S’il faut que je fouille en moi-même, j’ai effectivement du mal à imaginer que des gens de gauche soient vraiment antisémites. Mais je suis obligé de considérer que certains, s’ils ne le sont peut-être pas, jouent dangereusement avec les codes, pour avoir 12 % des voix. Ils auront une terrible responsabilité. Parmi eux, il doit y avoir une poignée à sauver, ils sont dans une telle détresse que leur seule espérance est la dénonciation du sionisme. Ça doit exister.
Les pauvres. On vient de célébrer avec force grands mots les quatre-vingts ans de la découverte d’Auschwitz. Vous montrez comment la mémoire de la Shoah est passée du refoulement à l’hypertrophie. Mais après cinquante ans au moins de « plus jamais ça », le bilan n’est pas brillant. Qu’est-ce qui n’a pas marché ?

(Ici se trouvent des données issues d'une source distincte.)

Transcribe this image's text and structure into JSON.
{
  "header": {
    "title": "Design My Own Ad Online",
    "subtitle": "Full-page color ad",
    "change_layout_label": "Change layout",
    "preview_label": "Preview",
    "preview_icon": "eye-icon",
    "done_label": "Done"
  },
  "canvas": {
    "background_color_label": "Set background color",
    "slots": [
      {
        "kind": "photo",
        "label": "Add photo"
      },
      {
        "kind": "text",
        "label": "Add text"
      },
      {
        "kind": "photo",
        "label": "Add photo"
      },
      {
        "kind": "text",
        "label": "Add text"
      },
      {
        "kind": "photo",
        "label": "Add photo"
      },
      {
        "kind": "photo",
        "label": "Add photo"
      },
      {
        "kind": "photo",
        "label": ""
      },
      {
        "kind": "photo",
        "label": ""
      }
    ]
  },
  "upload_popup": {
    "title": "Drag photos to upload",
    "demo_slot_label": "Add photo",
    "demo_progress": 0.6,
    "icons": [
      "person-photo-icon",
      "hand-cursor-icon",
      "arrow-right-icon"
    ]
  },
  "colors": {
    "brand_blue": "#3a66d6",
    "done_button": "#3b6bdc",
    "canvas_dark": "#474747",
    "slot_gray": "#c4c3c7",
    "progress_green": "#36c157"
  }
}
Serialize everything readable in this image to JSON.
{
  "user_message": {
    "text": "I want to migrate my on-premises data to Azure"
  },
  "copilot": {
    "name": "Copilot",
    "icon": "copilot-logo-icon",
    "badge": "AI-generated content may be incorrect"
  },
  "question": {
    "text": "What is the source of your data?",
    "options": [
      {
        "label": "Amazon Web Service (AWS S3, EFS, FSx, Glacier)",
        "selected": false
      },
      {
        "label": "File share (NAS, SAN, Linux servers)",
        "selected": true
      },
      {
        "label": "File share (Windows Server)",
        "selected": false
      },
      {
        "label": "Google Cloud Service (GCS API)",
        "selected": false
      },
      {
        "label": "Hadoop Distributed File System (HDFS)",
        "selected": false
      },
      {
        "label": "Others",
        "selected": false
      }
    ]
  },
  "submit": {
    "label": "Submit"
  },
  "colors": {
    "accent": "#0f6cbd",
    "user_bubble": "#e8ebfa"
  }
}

J’ai toujours du mal à dire ce que nous avons mal fait. Ce qui est remarquable, c’est que la Shoah aujourd’hui est un événement matriciel pour l’Occident. Tout le monde reconnaît le caractère sublime, au sens kantien, de la Shoah, c’est-à-dire indépassable dans le mal. Tout le monde y compris l’Iran. Le négationnisme a échoué, car au fond personne n’est capable d’acheter l’idée que ces juifs ne sont pas morts. Nous sommes passés dans le dubitationnisme comme dirait Taguieff – le « quand même, c’est bizarre », etc. Avant le point de détail, Jean-Marie Le Pen disait que le négationnisme était une mauvaise connerie. Je suis tout à fait d’accord avec lui, c’est une mauvaise connerie. L’incommensurabilité de l’événement est un acquis.
Vous trouvez, alors qu’on nous raconte que Auschwitz/Gaza même combat ?
Cela ne veut pas dire que la Shoah n’a pas été une Shoah, ça veut dire qu’il y a d’autres Shoah. Cela veut dire que c’est l’étalon du mal. Quand on vous dit que ce qui se passe à Gaza est une Shoah, c’est faux parce que ce sont des crimes de guerre, mais en même temps, cela signifie que la Shoah, ce n’était pas bien.
On a aussi accusé les juifs d’instrumentaliser la Shoah. Cette accusation cache souvent de l’antisémitisme. Est-elle toujours fausse pour autant ? N’y a-t-il jamais eu chez des responsables et intellectuels juifs, la tentation de faire des juifs les chouchous du malheur pour l’éternité ?
Vous admettrez qu’ils ont eu leur dose. Cependant je ne suis pas un lapin de trois heures, vous avez évidemment raison. Nétanyahou le fait tous les jours. La grande erreur, c’est d’avoir transformé la Shoah en religion. Mais j’ai du mal à me dire qu’on en a trop fait. La phrase « vous en faites trop avec la Shoah » a été trop souvent prononcée par des antisémites pour que je la reprenne à mon compte.
Vos enfants ne vivent pas avec vos morts. L’obsession s’arrêtera-t-elle avec vous ? Serez-vous celui qui fermera la porte et éteindra la lumière ?
C’est très étrange, parce que ma femme n’est pas complètement juive et mes enfants sont plutôt juifs, l’un des trois va au Talmud Torah. Je ne sais pas ce qu’il adviendra.
Pensez-vous qu’ils vivront en France ? Pensez-vous vraiment qu’un jour prochain il n’y aura plus de juifs en Europe ?
La démographie, c’est imparable, la décrue a déjà commencé, et je ne vois pas ce qui pourrait l’inverser. Nous n’en sommes pas au dernier juif, mais aux derniers des juifs.